Кукла с Кальварии - страница 10
– Пан Пётр, что вы не сидите спокойно? Вас ждут? – спросил Мрозовский, кивая в сторону окна.
– Сесть спокойно я успею всегда. Какие мои годы… – сторож подался вперёд и зашептал, озираясь на массивную дверь кабинета: – Никто меня не ждёт, а сегодня копальщики придут – похороны богатые на завтрашнее утро назначены.
– Кого хоронят?
– Жену известного в старом городе нотариуса. Знаете, есть такой Рафаэль Гольдман, его папаша когда-то держал мыловарню. На те мыльные деньги он выучил сыночка. Сначала хотел учить на скрипача, а потом, мадам Войцеховская, что из филармонии, открыла Гольдманам глаза, все поняли, что Рафику слон наступил на оба уха и его срочно отправили в университет. Постигать юридические науки. В общем, жена Рафика Гольдмана долго болела и отдала Богу душу. А людей признательных её мужу много, потому и венков будет много и Гольдман не поскупится на пышные похороны.
– Ещё раз напоминаю, что разговор наш конфиденциален. Помните об этом. Пан Пётр, «двуйка» вас не забудет, – сказал Мрозовский и протянул руку сторожу.
– Лучше бы она про меня забыла, – ответил сторож, отвечая на рукопожатие.
Сторож вышел за дверь, Мрозовский брезгливо поморщился, достал из стола большой белый платок, смочил в воде из графина и тщательно обтёр руку.
К ночи следующего дня, обрядившись как рыбаки, трое мужчин подходили к городскому кладбищу. Если вдуматься, то возле кладбища рыбу не поймать. Не потому, что плохо клюёт, а потому что река в Жолкеве называется Свинья. Говорили, что название к ней прилепилось с тех времён, когда почти триста лет назад, во время Северной войны, в городе находился штаб самого Петра Первого. Здесь он разрабатывал планы баталий со шведами. Вроде как, самодержец и обозвал речушку таким словом. А за рыбой можно на ставок отправиться, но к нему из города по другой дороге ехать. Там можно вполне прилично наловить: хватит и для себя, и соседей угостить. А кто порасчетливее, то и продать сможет. Какая хозяйка откажется купить рано поутру свежепойманную щучку или сома?

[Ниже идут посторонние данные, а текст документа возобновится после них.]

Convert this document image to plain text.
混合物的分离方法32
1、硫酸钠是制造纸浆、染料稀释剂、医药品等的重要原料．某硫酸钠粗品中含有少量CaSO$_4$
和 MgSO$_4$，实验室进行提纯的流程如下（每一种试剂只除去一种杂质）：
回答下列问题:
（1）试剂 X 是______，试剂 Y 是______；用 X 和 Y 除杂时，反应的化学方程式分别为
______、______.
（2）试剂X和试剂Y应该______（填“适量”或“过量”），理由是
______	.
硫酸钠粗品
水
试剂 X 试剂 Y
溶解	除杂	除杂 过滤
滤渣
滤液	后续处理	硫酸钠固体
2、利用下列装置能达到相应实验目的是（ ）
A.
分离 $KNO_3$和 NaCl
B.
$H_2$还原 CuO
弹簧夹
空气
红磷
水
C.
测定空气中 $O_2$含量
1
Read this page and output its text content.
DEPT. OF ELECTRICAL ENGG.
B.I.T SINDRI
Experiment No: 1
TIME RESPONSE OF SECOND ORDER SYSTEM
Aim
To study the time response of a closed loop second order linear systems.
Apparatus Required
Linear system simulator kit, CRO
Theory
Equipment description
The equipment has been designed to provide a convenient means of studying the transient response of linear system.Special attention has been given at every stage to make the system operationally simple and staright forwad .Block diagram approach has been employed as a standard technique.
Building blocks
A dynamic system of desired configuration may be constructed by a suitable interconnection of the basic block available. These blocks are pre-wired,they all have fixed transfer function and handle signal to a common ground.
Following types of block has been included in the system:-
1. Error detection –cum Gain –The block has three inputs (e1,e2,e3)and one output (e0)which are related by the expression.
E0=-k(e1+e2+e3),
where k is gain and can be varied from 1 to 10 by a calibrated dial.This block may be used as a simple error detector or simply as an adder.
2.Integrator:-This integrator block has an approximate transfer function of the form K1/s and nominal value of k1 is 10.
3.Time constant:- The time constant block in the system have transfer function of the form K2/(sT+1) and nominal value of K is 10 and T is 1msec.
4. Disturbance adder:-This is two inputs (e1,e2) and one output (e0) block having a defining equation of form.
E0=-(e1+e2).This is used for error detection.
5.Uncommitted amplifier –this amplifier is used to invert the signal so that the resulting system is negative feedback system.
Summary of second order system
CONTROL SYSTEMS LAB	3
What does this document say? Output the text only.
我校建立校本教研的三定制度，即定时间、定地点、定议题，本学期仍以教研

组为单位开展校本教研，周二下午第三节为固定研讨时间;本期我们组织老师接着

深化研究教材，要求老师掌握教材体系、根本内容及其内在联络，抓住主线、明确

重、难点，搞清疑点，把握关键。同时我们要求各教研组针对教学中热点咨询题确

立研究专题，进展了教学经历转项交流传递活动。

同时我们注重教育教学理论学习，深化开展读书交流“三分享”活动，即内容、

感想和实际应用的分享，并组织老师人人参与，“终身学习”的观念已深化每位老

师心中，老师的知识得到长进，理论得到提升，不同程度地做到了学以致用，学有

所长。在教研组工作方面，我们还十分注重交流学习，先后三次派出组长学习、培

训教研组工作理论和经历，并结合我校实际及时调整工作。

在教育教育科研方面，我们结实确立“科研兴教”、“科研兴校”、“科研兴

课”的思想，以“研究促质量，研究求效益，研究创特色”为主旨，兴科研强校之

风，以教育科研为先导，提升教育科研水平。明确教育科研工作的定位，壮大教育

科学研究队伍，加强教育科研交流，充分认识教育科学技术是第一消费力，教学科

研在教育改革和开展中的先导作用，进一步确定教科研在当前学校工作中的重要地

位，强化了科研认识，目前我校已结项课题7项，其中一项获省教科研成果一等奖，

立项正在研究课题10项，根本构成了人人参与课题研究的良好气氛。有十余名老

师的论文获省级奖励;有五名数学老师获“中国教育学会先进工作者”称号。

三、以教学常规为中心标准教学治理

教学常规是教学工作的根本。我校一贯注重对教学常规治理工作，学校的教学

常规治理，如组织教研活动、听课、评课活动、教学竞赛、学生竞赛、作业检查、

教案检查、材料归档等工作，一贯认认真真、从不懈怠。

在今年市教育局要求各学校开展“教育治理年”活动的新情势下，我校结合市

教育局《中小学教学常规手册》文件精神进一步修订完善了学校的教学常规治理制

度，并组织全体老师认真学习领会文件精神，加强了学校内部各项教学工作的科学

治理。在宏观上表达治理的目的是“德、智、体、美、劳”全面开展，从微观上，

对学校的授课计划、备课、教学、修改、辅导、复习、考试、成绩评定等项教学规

Но если к нашим рыбакам, идущим вдоль кладбища, присмотреться, то при них никакого рыбацкого снаряжения не увидишь. То есть они идут не с пустыми руками, но рыбу этим не поймаешь.
Мрозовский сжимал в ладони рукоять маузера. От нервного напряжения ладонь взмокла, и приходилось перекладывать маузер попеременно из руки в руку, обтирая ладони о штанины. Широкий и коренастый, вполне бандитского вида сыщик, Миша Гроссман держал за поясом наган, нервно ощупывая его всякий раз, чтобы убедиться, что не потерял. Самый юный, Виктор Мазур, шел, выставив впереди себя парабеллум и приседая на каждый шорох. Мрозовский больше всего боялся, что их заметят и поднимут на смех. А до взятия преступников и дело не дойдёт.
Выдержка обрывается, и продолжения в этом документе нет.